Il menù degustazione in cui eviscererà sé stessa, per darsi in pasto, o meglio, in assaggio, ai giudici, si chiama “L’eden di Yi Lan”, “un’oasi” in cui la concorrente vuole accogliere le persone per far scoprire loro le origini che la caratterizzano. Si inizia con “L’albero della vita e l’elisir di eterna giovinezza”; dopo sessanta minuti è il primo antipasto a essere annunciato dal suono della campanella. Si tratta di una chips di riso che nasconde una capasanta, accompagnata da mela verde, daikon e aioli alla menta, servita con elisir di kombucha e agrumi. Il moloch tricefalo seduto al tavolo sacrificale, manda giù l’elisir e assaggia: qualche nota stonata nella polvere di daikon ma il piatto possiede una “delicatezza disarmante”: Il dio è soddisfatto. La prima prova di Anna è superata: il sacrificio può continuare.
È il turno di Simone, anch’egli desideroso di essere consumato; gli operatori, subdoli, lo inquadrano mentre ascolta i giudici elogiare il primo sacrificio di Anna. Ha scelto fin dall’inizio di indossare la maschera del villain, il personaggio che si mostra lucido nella competizione, non fa sconti, esulta in faccia ai perdenti, crolla quando fallisce. Simone è Tiziana Stefanelli, l’avvocato della seconda edizione, vincitrice odiata da pubblico e concorrenti, ma è anche Gilberto Neirotti, il bambinone perfettino dell’ottavo ciclo di rinascita del programma, reincarnato poi in Maria Teresa, finalista della nona edizione, figlia di una madre esigente incapace di esprimere amore; il dolore ha plasmato una macchina assassina e spietata. Simone è il volto oscuro di Anna Zhang: lei, favolosa creatura nel mondo di Amélie, lui, imprenditore con dalla sua la tecnica e le tendenze fusion, che però sceglie la via della conservazione, è pronto a raccontare il suo Piemonte e a mostrare che vincere è l’unica cosa che conta, nel calcio come nella cucina.
Per Simone Grazioso conta solo la competizione in sé, “non ho intenzione di farmi degli amici a Masterchef”, il suo unico obiettivo è lasciare che i giudici consumino le sue carni attraverso il menù “Un giro nelle Langhe”. Vuole dar loro l’autentico gusto della tradizione e della famiglia. Dopo la delicatezza disarmante dell’antipasto di Anna, è quindi la volta di “Il vitello che abbraccia il tonno”, un tentativo fallito di rivisitare la tradizione ‒ guai! ‒, ma il taglio troppo spesso della carne la fa apparire per quello che è: morta.

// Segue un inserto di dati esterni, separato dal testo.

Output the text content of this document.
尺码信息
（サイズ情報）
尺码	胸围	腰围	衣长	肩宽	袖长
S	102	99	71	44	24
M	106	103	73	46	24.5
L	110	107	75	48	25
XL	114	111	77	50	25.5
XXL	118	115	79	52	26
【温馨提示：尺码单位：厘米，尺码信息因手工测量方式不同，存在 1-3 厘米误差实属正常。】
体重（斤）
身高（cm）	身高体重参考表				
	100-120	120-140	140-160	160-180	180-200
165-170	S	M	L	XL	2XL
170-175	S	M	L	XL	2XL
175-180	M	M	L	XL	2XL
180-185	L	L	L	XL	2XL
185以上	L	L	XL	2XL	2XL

Furio Jesi riconosceva al cuoco l’abilità di confezionare e far apparire squisito il cadavere dell’animale, rimarcando il fatto che per apparire appetitoso il cibo debba simulare una pulsante vitalità, che nulla ha da spartire con la reale apparenza della materia viva. La gastronomia e la cucina sono in tal senso dei modi di occultare la morte con l’illusione della vita. Simone ha fallito questo principio, la sua illusione non è andata a segno e Locatelli trova inquietante il piatto.

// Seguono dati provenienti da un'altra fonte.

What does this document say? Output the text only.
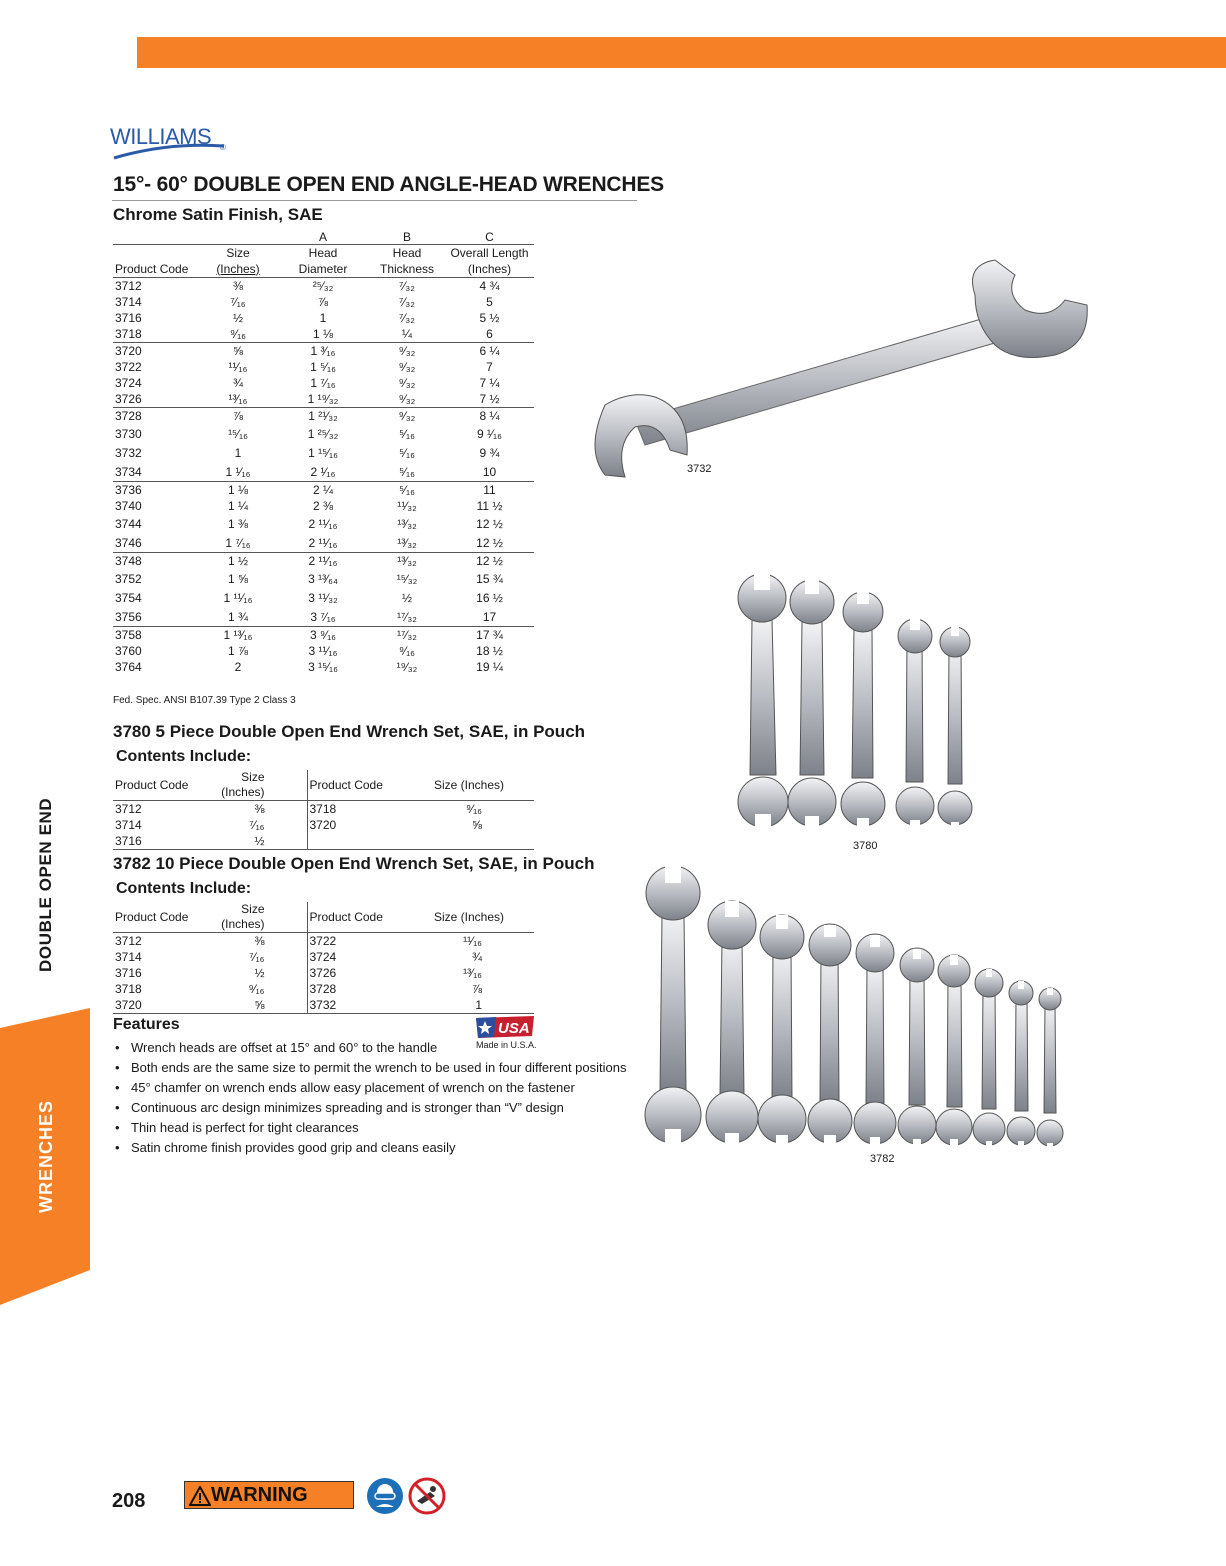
WILLIAMS ®
15°- 60° DOUBLE OPEN END ANGLE-HEAD WRENCHES
Chrome Satin Finish, SAE
		A	B	C
	Size	Head	Head	Overall Length
Product Code	(Inches)	Diameter	Thickness	(Inches)
3712	⅜	²⁵⁄₃₂	⁷⁄₃₂	4 ¾
3714	⁷⁄₁₆	⅞	⁷⁄₃₂	5
3716	½	1	⁷⁄₃₂	5 ½
3718	⁹⁄₁₆	1 ⅛	¼	6
3720	⅝	1 ³⁄₁₆	⁹⁄₃₂	6 ¼
3722	¹¹⁄₁₆	1 ⁵⁄₁₆	⁹⁄₃₂	7
3724	¾	1 ⁷⁄₁₆	⁹⁄₃₂	7 ¼
3726	¹³⁄₁₆	1 ¹⁹⁄₃₂	⁹⁄₃₂	7 ½
3728	⅞	1 ²¹⁄₃₂	⁹⁄₃₂	8 ¼
3730	¹⁵⁄₁₆	1 ²⁵⁄₃₂	⁵⁄₁₆	9 ¹⁄₁₆
3732	1	1 ¹⁵⁄₁₆	⁵⁄₁₆	9 ¾
3734	1 ¹⁄₁₆	2 ¹⁄₁₆	⁵⁄₁₆	10
3736	1 ⅛	2 ¼	⁵⁄₁₆	11
3740	1 ¼	2 ⅜	¹¹⁄₃₂	11 ½
3744	1 ⅜	2 ¹¹⁄₁₆	¹³⁄₃₂	12 ½
3746	1 ⁷⁄₁₆	2 ¹¹⁄₁₆	¹³⁄₃₂	12 ½
3748	1 ½	2 ¹¹⁄₁₆	¹³⁄₃₂	12 ½
3752	1 ⅝	3 ¹³⁄₆₄	¹⁵⁄₃₂	15 ¾
3754	1 ¹¹⁄₁₆	3 ¹¹⁄₃₂	½	16 ½
3756	1 ¾	3 ⁷⁄₁₆	¹⁷⁄₃₂	17
3758	1 ¹³⁄₁₆	3 ⁹⁄₁₆	¹⁷⁄₃₂	17 ¾
3760	1 ⅞	3 ¹¹⁄₁₆	⁹⁄₁₆	18 ½
3764	2	3 ¹⁵⁄₁₆	¹⁹⁄₃₂	19 ¼
Fed. Spec. ANSI B107.39 Type 2 Class 3
3780 5 Piece Double Open End Wrench Set, SAE, in Pouch
Contents Include:
Product Code	Size (Inches)	Product Code	Size (Inches)
3712	⅜	3718	⁹⁄₁₆
3714	⁷⁄₁₆	3720	⅝
3716	½		
3782 10 Piece Double Open End Wrench Set, SAE, in Pouch
Contents Include:
Product Code	Size (Inches)	Product Code	Size (Inches)
3712	⅜	3722	¹¹⁄₁₆
3714	⁷⁄₁₆	3724	¾
3716	½	3726	¹³⁄₁₆
3718	⁹⁄₁₆	3728	⅞
3720	⅝	3732	1
Features
• Wrench heads are offset at 15° and 60° to the handle
• Both ends are the same size to permit the wrench to be used in four different positions
• 45° chamfer on wrench ends allow easy placement of wrench on the fastener
• Continuous arc design minimizes spreading and is stronger than “V” design
• Thin head is perfect for tight clearances
• Satin chrome finish provides good grip and cleans easily
USA
Made in U.S.A.
3732
3780
3782
DOUBLE OPEN END
WRENCHES
208	WARNING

I concorrenti tremano, sono goffi, quasi desiderosi di sbagliare, perché nelle riprese strette sullo sguardo dei giudici, essi ritrovano la glacialità del rimprovero paterno: ciò per cui abbandonano carriere avviate è il desiderio di essere umiliati.
L’antipasto di Jack è il terzo piatto a essere presentato, si tratta di un viaggio, “Roadtrip”, che per lo chef Cannavacciuolo finisce per andare un po’ troppo fuori strada. Lo scampo alla griglia che doveva unire il Mediterraneo con la salsa pil pil di scampi e wasabi, mescolamento tra cultura basca e giapponese, non riesce ad andare molto in là, rimanendo impigliato tra le fragranze nordeuropee dell’olio all’aneto e il contrasto troppo azzardato della crema
sweet and sour di zucca e arancia. Manca bilanciamento, segno forse di un azzardo, che caratterizza da sempre l’archetipo dell’
enfant prodige, in cui prende posto il ruolo di Jack nel
cooking show.
Rispetto a narrazioni rassicuranti, come quella di Anna, o rispetto alla violenza dell’approccio da villain, come quello di Simone, nel giovanissimo creativo è sempre tutta una questione di equilibrio tra genialità e completo fallimento; il pubblico vuole l’altalena delle emozioni, schema che ricorda la figura di Icaro e spinge lo spettatore a voler vedere fino in fondo dove le ali di cera porteranno il concorrente. Jack è stato comunque in grado di trasformare personaggi a loro modo tragici, come quello di Valerio Braschi, “strambo” e geniale ma condizionato da un incidente che lo ha segnato nel fisico, in un’oscurità camuffata da un aspetto innocente, caratteristica che ha magnetizzato l’interesse del pubblico. Il conflitto con i genitori e l’assenza del padre, così come la carriera scolastica turbolenta e il dramma dell’alopecia nascosto dal trapianto di capelli, rendono il concorrente autore del menù “Ci vediamo dall’altra parte”, un mix sapiente di instabilità e fragilità, figlio di un passato aspro che però non traspare nel suo volto rotondo e gioviale. Parliamo di un concorrente con tutte le carte in regola per vincere l’agognato montepremi.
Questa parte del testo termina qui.